5. Stairs are HARD! Most of the buildings and homes I was in in Costa Rica were one story. The only stairs that stand out were the stairs for climbing the mountains in Monteverde (stone stairs so that the path didn't wash away in the rain) and they absolutely killed me. 

6. Remembering that laundry can be done in less than 3 hours if you're motivated. I got to the cousins' house, they offered me the laundry machine, and I thought, "well, I am here for a few more days, so no matter the weather the next few days, the clothes will have time to get dry," and said yes. That's when I remembered machine dryers :)

7. Speaking in ANY language. Someone says thank you, I say "con gusto." Someone hands me something I need, or supplies the word I am trying to say, and I say "gracias." All my "auto pilot" words (the words you say without thinking, the ones your mind has a pavlovian response to, like after someone sneezes, you say the "response" like you're on autopilot.) are in Spanish right now. But also words like after and before are coming out despues and antes. 

8. So in Santo Domingo, EVERY SINGLE HUMAN you crossed paths with said hello in some way. Buenas, Buenas (Dias, Tardes, it was all shortened to Buenas). Yeah, we don't do that here.

9. Light switches are up down here, not side to side. Small thing, but an adjustment I didn't realize I had made when I got there, but here, it is hilariously hard to go back.

10. Costa Rican FOOD! I just want some Casada, but can't find it anywhere!
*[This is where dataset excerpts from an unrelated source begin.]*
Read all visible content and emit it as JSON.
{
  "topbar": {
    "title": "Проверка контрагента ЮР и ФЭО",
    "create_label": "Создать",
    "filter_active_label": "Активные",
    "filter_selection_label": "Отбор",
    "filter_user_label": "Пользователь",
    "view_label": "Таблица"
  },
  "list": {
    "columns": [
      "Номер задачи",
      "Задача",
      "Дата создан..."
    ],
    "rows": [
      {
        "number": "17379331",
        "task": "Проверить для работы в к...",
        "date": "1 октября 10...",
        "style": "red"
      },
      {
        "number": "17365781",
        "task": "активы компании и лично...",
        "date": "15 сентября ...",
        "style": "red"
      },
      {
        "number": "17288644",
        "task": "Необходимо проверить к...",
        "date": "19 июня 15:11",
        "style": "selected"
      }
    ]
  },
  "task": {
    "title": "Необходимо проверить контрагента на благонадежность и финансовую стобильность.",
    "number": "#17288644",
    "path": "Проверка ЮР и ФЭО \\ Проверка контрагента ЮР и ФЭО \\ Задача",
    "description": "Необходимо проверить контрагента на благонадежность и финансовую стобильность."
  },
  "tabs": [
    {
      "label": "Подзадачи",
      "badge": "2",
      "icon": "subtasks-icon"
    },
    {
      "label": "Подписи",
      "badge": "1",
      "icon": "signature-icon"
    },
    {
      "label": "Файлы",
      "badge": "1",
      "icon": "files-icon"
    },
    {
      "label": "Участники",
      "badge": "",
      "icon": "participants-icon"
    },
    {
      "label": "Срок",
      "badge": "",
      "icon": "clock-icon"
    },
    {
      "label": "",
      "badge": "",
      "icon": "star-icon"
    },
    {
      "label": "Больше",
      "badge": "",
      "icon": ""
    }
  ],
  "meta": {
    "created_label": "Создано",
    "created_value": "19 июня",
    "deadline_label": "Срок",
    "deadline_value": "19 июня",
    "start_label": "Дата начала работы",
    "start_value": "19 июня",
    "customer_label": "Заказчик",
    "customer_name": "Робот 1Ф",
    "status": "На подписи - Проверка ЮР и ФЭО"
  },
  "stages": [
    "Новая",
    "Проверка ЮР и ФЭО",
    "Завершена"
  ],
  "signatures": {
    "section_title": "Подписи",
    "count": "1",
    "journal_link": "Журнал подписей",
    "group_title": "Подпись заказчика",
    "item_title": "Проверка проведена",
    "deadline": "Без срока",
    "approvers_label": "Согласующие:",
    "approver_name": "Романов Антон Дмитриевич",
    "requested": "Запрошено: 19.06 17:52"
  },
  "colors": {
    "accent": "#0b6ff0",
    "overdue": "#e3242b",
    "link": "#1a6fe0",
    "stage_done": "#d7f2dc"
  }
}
I have typed ALL KINDS of crazy things into google to find a restaurant that has Costa Rican food... (friends, help me out if you know where to find any of the following: Gallapinto, Cas, Casada, good (read healthy) refrescos, banana leaf tamales.) I am getting recipes from my host family, but I am missing the food, BIGTIME.


On the other hand, soaking in a bathtub has been HEAVEN.